The installation of tensorrt-llm for version 0.11.0.dev2024052800 failed.

      This is a special placeholder package which downloads a real wheel package
      from https://pypi.nvidia.com. If https://pypi.nvidia.com is not reachable, we
      cannot download the real wheel file to install.

And looking at https://pypi.nvidia.com i only see version 0.9.0 for python 3.10 for windows. And even the newer linux versions seem to be only available for python 3.10.

Expected behavior

Being able to install on windows and with python 3.11 (or even newer)

actual behavior

multiple errors when using older version, or trying to install newer versions.

additional notes

-

Shixiaowei02 commented 1 month ago

Please use Python 3.10 or build from source to compatible with other Python version. Thank you!

Sharrnah commented 1 month ago

i tried that.
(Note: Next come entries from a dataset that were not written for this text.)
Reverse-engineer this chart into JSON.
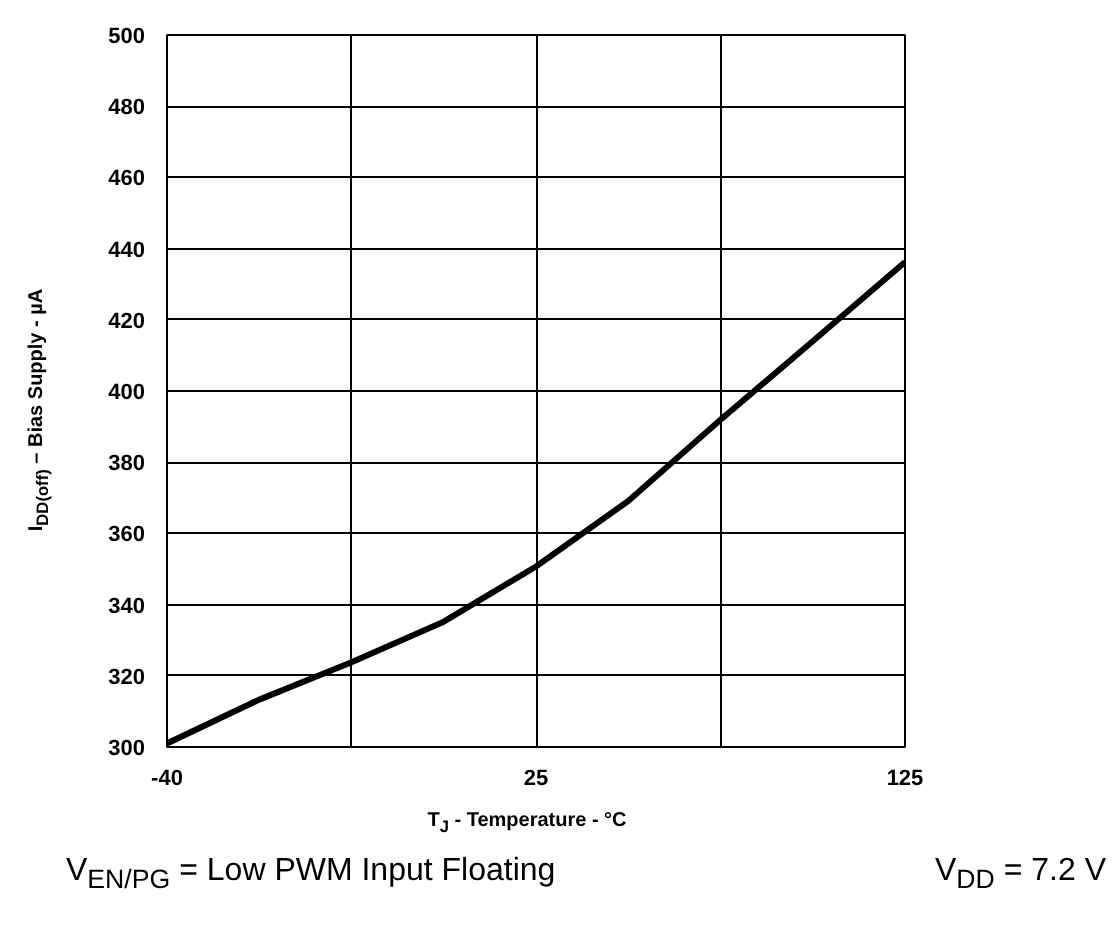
{
  "chart_data": {
    "type": "line",
    "categories": [
      "-40",
      null,
      null,
      null,
      "25",
      null,
      null,
      null,
      "125"
    ],
    "values": [
      301,
      313.3,
      323.8,
      335.2,
      350.7,
      369.1,
      391.9,
      414,
      436.2
    ],
    "color": "#000000",
    "ylim": [
      300,
      500
    ],
    "yticks": [
      300,
      320,
      340,
      360,
      380,
      400,
      420,
      440,
      460,
      480,
      500
    ],
    "grid": true,
    "marker": "none",
    "line_style": "solid",
    "xlabel": "T$_{J}$ - Temperature - °C",
    "ylabel": "I$_{DD(off)}$ – Bias Supply - µA",
    "annotations": [
      "V$_{EN/PG}$ = Low  PWM Input Floating",
      "V$_{DD}$ = 7.2 V"
    ]
  }
}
But the documentation is very lackluster in this regard.

tp5uiuc commented 2 weeks ago

Hi @Sharrnah,

https://nvidia.github.io/TensorRT-LLM/installation/build-from-source-windows.html#acquire-an-image Its not very clear where to get that Docker container from. That folder in this repository doesn't exist, Same with the TensorRT 10.0.1.6 Zip file you are supposed to download.
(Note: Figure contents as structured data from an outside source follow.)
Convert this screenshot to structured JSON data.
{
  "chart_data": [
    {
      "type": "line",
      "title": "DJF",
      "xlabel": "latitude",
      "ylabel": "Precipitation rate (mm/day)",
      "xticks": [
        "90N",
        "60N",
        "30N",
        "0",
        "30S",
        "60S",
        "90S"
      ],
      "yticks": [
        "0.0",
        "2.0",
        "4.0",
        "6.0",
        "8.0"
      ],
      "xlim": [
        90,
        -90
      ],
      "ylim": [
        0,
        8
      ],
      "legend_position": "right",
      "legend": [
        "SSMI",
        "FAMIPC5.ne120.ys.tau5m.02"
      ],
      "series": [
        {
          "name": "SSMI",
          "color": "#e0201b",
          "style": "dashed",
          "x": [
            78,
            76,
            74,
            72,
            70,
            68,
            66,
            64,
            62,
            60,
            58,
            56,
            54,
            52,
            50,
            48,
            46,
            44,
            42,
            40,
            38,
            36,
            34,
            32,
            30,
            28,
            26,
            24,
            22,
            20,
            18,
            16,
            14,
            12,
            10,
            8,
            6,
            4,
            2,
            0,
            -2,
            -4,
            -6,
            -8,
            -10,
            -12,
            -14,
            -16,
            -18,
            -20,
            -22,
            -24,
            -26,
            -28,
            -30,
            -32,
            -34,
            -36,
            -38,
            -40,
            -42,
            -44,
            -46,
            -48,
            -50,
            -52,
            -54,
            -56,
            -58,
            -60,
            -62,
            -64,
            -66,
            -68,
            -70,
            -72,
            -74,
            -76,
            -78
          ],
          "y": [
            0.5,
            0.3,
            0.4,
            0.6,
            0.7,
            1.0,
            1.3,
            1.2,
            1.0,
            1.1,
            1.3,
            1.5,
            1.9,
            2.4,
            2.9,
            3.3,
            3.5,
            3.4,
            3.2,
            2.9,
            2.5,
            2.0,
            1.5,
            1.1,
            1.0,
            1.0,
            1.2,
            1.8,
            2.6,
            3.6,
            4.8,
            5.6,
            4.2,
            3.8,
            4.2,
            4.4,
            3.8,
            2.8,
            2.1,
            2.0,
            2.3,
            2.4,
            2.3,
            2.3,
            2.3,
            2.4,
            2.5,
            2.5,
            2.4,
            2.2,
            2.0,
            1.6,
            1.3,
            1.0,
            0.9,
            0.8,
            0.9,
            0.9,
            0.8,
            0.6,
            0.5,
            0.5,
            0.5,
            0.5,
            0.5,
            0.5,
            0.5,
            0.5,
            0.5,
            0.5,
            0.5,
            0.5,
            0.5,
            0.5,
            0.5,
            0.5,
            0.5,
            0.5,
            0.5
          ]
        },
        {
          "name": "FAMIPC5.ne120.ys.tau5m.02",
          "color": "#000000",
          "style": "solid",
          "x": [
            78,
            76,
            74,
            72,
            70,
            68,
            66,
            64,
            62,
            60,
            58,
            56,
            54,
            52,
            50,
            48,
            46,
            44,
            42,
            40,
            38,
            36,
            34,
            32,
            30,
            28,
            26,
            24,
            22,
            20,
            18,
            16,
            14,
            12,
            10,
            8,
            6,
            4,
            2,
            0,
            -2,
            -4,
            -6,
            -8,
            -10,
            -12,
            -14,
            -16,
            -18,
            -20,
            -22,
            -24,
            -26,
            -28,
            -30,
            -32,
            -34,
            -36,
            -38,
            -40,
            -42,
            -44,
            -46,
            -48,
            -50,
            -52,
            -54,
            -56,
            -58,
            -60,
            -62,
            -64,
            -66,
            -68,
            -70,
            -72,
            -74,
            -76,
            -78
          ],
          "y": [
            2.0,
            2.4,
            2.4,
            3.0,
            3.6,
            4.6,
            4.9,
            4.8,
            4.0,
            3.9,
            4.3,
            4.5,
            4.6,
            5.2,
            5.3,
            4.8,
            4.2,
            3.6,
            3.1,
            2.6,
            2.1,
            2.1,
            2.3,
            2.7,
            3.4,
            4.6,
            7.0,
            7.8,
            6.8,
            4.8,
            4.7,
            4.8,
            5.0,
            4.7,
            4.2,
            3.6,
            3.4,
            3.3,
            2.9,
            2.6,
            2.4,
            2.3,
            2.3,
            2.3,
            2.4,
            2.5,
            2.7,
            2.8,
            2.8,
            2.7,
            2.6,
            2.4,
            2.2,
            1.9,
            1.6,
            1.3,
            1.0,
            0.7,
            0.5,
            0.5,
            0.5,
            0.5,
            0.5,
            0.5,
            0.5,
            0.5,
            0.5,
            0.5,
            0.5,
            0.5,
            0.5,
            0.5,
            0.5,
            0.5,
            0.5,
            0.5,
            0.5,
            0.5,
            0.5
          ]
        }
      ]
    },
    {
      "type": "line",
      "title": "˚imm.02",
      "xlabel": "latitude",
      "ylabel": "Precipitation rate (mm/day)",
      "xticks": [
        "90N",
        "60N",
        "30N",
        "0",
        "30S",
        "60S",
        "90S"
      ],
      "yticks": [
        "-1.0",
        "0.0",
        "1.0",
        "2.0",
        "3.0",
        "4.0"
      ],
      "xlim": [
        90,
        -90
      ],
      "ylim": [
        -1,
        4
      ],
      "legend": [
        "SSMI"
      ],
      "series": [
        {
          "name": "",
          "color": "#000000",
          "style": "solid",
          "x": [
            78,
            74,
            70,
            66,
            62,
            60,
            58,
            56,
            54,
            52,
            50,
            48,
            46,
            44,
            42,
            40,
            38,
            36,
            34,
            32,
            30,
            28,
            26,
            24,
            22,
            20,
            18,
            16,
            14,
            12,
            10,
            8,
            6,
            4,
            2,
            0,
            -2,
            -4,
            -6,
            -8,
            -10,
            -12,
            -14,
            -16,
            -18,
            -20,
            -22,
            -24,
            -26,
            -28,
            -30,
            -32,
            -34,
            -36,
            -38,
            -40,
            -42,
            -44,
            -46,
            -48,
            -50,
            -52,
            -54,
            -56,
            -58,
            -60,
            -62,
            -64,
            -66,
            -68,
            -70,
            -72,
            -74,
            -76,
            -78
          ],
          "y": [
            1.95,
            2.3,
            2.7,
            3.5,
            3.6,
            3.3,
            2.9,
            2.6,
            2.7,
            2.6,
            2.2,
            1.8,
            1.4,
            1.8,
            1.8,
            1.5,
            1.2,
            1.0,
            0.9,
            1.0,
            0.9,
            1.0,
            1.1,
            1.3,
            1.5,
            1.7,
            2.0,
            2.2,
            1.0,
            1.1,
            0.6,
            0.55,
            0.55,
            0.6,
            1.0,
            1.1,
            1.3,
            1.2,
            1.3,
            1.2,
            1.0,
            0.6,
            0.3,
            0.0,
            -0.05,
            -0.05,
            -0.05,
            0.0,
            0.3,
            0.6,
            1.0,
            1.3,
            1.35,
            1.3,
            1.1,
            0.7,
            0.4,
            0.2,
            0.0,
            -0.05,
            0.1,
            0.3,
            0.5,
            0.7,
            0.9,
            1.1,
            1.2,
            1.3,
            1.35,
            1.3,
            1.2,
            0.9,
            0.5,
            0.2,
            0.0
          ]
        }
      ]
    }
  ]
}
If you can hop on to this link you should find step-by-step instructions for building trt-llm on bare-metal windows (without any docker containers), including links for zip files etc.

The reason you don't see the TensorRT 10.0.1.6 is because it exists only inside the Docker container. The corresponding folder in the repository (which you mention doesn't exist : apologies if that is unclear) is housed here https://github.com/NVIDIA/TensorRT-LLM/tree/main/windows.

And suggestions to improve the documentation is always welcome 🙏

Python 3.10 is only in security maintenance status anymore, so eventually this should support Python 3.11 and 3.12 eventually by default. Agree, let me check in with the team if there are plans to support wheels for 3.11 and 3.12 python. But I wouldn't hold my breath for updates on this, as it may not be a critical issue (python3.10 is still supported by all major vendors/package providers).

The reason I suspect you have errors is you are on latest main (which is not rigorously tested, but mostly for up-to-date models), but it's better to be on rel branch or v0.10.0 release (noted atop https://nvidia.github.io/TensorRT-LLM/installation/windows.html):

The Windows release of TensorRT-LLM is currently in beta. We recommend checking out the v0.10.0 tag for the most stable experience.

Can you try that one out as well, in addition to switching to 3.10. If you want to continue using 3.11, then the best way forward is to build tensorrt-llm yourselves on bare-metal using the guide posted above. Thanks!